Benson Chang, Arnab Ray, Thomas Tsuei, Rachel Wan

Department of Microbiology and Immunology, University of British Columbia

Volume 19
Fall 2014 / Winter 2015

Experimental evidence has demonstrated that when pUC19 and pBR322 are co-transformed into DH5α Escherichia coli, only pUC19 is maintained after a few generations. Possible selective factors include the difference in size between the two plasmids, the presence of a negative regulator rop gene encoded by pBR322 and a G→A point mutation in the origin of replication of pUC19. The focus of this study was the construction of a novel enlarged pUC19 vector, pBART, which carries the rop and tetracycline resistance genes derived from pBR322. Previous attempts at producing a rop+ pUC19 were unsuccessful and failures were attributed to low DNA insert concentration and poor ligation. To circumnavigate these problems, the pBR322 fragment was amplified using PCR and through the process of primer design, a unique XbaI restriction site was created.
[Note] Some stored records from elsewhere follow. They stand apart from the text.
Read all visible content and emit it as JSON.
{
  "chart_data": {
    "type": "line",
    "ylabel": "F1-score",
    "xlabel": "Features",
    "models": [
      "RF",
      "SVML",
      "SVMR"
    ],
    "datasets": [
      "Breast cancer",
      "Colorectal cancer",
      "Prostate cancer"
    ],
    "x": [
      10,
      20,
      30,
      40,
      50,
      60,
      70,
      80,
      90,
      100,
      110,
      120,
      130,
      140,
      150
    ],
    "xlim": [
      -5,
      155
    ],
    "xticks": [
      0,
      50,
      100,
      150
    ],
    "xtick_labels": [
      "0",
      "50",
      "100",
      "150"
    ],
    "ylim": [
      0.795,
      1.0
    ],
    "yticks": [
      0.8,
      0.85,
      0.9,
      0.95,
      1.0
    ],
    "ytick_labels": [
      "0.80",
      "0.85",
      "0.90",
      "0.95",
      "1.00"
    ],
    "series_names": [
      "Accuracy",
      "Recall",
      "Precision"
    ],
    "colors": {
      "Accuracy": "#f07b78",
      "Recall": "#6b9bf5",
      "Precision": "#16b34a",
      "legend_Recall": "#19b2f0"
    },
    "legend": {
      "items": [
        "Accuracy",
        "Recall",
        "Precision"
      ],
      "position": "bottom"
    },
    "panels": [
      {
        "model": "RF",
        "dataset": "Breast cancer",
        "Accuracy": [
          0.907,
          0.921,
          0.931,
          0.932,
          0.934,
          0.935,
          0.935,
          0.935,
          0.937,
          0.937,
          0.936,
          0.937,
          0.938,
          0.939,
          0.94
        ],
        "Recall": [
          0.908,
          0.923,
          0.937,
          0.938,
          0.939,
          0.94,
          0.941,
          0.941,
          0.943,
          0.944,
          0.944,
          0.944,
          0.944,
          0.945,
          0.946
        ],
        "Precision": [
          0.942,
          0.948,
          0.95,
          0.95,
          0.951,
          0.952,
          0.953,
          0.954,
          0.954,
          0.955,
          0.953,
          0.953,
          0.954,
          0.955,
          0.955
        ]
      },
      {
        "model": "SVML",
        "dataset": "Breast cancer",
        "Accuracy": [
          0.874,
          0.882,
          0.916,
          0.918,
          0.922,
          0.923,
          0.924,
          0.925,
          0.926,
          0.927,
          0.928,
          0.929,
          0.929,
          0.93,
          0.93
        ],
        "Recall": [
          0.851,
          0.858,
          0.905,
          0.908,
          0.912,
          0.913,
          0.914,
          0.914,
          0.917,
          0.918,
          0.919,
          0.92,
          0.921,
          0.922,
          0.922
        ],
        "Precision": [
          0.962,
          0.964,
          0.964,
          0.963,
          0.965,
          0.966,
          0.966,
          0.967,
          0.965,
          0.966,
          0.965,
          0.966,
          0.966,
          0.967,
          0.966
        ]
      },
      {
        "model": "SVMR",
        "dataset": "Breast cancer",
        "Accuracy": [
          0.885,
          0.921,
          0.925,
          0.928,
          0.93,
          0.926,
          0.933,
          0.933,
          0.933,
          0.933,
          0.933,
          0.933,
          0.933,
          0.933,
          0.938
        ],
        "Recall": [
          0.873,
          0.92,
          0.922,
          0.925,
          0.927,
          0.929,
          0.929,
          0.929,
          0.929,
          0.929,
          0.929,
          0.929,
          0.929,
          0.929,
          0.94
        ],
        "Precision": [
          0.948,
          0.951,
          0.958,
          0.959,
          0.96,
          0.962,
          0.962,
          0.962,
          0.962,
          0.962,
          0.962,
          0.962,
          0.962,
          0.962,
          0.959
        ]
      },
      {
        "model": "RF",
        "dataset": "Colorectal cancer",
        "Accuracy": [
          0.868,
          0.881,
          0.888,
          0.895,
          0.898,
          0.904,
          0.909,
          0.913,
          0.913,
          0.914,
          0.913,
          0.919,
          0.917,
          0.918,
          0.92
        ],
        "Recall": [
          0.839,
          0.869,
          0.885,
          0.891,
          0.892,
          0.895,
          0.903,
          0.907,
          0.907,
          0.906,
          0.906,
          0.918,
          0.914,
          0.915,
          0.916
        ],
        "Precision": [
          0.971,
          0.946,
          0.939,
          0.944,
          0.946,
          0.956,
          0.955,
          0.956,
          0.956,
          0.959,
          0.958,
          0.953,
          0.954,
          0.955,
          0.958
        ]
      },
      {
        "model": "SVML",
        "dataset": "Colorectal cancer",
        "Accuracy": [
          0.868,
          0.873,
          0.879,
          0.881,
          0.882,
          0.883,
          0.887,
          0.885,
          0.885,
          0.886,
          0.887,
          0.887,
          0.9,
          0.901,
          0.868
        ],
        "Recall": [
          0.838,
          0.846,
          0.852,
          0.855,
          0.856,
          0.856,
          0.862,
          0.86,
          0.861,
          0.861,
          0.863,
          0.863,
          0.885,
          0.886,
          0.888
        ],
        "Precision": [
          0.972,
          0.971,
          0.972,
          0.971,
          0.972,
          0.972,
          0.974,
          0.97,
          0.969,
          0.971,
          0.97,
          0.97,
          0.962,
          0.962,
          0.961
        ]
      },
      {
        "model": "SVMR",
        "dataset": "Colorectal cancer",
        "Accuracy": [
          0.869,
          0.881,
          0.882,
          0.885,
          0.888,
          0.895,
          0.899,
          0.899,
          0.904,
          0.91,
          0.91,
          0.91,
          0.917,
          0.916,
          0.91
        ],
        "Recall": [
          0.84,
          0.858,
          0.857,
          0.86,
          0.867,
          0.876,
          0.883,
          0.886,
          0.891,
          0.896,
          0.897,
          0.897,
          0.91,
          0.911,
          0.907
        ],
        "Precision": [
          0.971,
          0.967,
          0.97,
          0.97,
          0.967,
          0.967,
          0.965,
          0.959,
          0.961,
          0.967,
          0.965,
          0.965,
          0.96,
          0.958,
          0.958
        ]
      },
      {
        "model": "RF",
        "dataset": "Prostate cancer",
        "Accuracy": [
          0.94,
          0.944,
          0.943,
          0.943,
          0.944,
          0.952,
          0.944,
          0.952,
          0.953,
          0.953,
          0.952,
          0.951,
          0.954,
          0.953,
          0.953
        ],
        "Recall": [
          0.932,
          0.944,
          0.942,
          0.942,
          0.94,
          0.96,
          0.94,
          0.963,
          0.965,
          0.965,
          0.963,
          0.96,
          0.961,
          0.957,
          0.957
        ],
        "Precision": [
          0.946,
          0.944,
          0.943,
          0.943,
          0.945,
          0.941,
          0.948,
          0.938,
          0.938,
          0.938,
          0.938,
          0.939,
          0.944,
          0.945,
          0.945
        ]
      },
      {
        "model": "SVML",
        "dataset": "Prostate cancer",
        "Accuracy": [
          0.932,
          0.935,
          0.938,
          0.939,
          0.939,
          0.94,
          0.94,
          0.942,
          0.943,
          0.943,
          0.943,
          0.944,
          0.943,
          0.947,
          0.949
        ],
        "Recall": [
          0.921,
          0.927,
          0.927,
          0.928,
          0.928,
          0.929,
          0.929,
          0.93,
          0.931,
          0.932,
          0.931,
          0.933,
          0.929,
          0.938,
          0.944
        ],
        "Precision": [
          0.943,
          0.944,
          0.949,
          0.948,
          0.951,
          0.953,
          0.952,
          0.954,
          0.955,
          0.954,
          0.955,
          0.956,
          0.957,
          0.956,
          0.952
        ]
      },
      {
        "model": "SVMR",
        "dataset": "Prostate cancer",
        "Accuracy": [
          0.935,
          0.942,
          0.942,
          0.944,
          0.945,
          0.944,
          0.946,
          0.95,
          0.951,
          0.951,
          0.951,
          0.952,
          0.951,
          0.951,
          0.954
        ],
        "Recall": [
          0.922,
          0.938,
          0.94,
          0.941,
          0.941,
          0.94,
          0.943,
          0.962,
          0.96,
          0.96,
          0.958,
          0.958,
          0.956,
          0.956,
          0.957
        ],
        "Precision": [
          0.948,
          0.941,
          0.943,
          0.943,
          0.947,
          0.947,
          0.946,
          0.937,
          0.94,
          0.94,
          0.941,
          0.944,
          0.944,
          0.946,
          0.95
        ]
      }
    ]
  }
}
The PCR fragment was digested and ligated into pUC19 and subsequently transformed into DH5α cells. Disruption of lacZ by inserting the pBR322 fragment into the multiple cloning site of pUC19 assisted in isolating transformants carrying the pBR322 fragment. The pBART construct was confirmed by restriction mapping and sequencing. The pUC19 derived pBART construct is comparable in size to pBR322 and can be used to explore how the role of plasmid size, presence of rop and the origin of replication G→A point mutation contributes to differences in plasmid copy number during cotransformation of pUC19 and pBR322.